Paul Kraus estimait que l'attitude d'Al-Fârâbî était au fond anti-mystique, que ni le style ni le contenu des Gemmes ne s'accordaient avec le reste de l'œuvre, et que sa théorie de la prophétie était exclusivement "politique".
Or, on peut constater que la terminologie du soufisme est répandue un peu partout dans l'œuvre de Fârâbî;
qu'il y a, ailleurs que dans les Gemmes, un texte qui fait écho au fameux récit de l'extase plotinienne dans le livre de la Théologie ("Souvent m'étant éveillé à moi-même...");
que la théorie illuminative de Fârâbî recèle un élément mystique indéniable,
à condition d'admettre que la mystique ne postule pas nécessairement l'ittihâd الإتحاد (la fusion unitive) entre l'intellect humain et l'Intelligence agente,
car l'ittisâl الإتصال (atteinte, conjonction sans identification) est, elle aussi, une expérience mystique.

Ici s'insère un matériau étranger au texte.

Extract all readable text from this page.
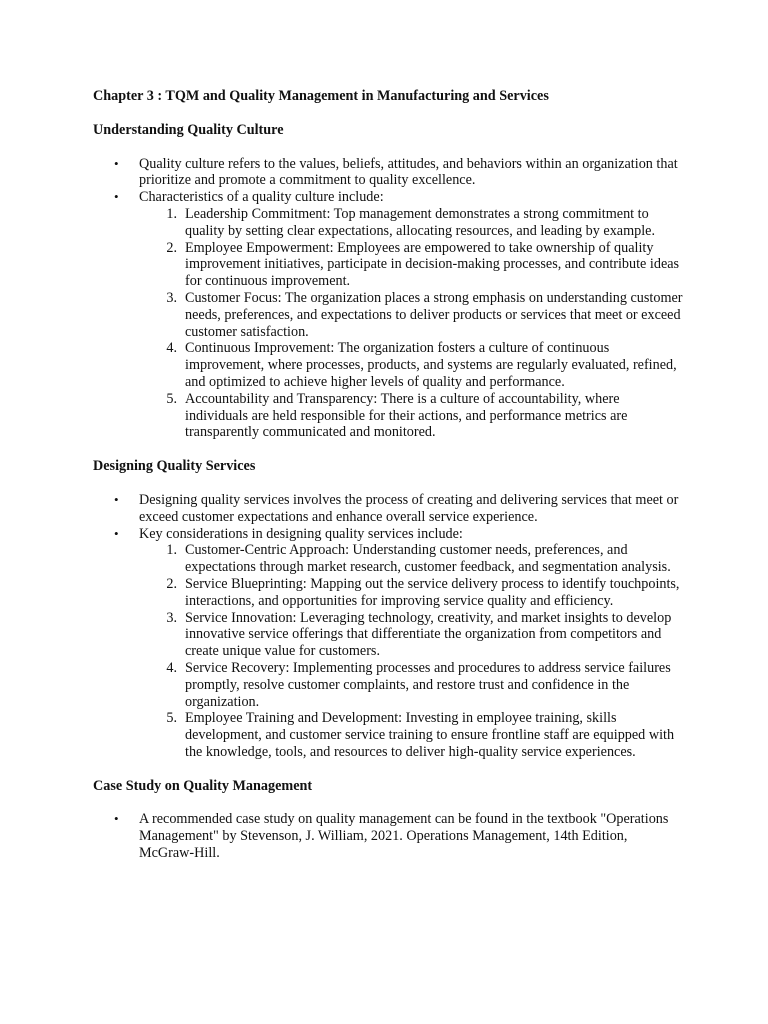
Chapter 3 : TQM and Quality Management in Manufacturing and Services
Understanding Quality Culture
• Quality culture refers to the values, beliefs, attitudes, and behaviors within an organization that prioritize and promote a commitment to quality excellence.
• Characteristics of a quality culture include:
1. Leadership Commitment: Top management demonstrates a strong commitment to quality by setting clear expectations, allocating resources, and leading by example.
2. Employee Empowerment: Employees are empowered to take ownership of quality improvement initiatives, participate in decision-making processes, and contribute ideas for continuous improvement.
3. Customer Focus: The organization places a strong emphasis on understanding customer needs, preferences, and expectations to deliver products or services that meet or exceed customer satisfaction.
4. Continuous Improvement: The organization fosters a culture of continuous improvement, where processes, products, and systems are regularly evaluated, refined, and optimized to achieve higher levels of quality and performance.
5. Accountability and Transparency: There is a culture of accountability, where individuals are held responsible for their actions, and performance metrics are transparently communicated and monitored.
Designing Quality Services
• Designing quality services involves the process of creating and delivering services that meet or exceed customer expectations and enhance overall service experience.
• Key considerations in designing quality services include:
1. Customer-Centric Approach: Understanding customer needs, preferences, and expectations through market research, customer feedback, and segmentation analysis.
2. Service Blueprinting: Mapping out the service delivery process to identify touchpoints, interactions, and opportunities for improving service quality and efficiency.
3. Service Innovation: Leveraging technology, creativity, and market insights to develop innovative service offerings that differentiate the organization from competitors and create unique value for customers.
4. Service Recovery: Implementing processes and procedures to address service failures promptly, resolve customer complaints, and restore trust and confidence in the organization.
5. Employee Training and Development: Investing in employee training, skills development, and customer service training to ensure frontline staff are equipped with the knowledge, tools, and resources to deliver high-quality service experiences.
Case Study on Quality Management
• A recommended case study on quality management can be found in the textbook "Operations Management" by Stevenson, J. William, 2021. Operations Management, 14th Edition, McGraw-Hill.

Aussi bien Avicenne et Sohravardi sont-ils d'accord avec Fârâbî pour refuser l'ittihâd, parce qu'elle entraîne des conséquences contradictoires.
Enfin, il est abusif de "politiser", au sens moderne du mot, sa doctrine de la "Cité idéale";
elle n'a rien de ce que nous appelons "programme politique".
On se rallie sur ce point a l'excellent exposé d'ensemble que M. Ibrahim Madkour a donné jadis de la doctrine philosophique d'Al-Fârâbî.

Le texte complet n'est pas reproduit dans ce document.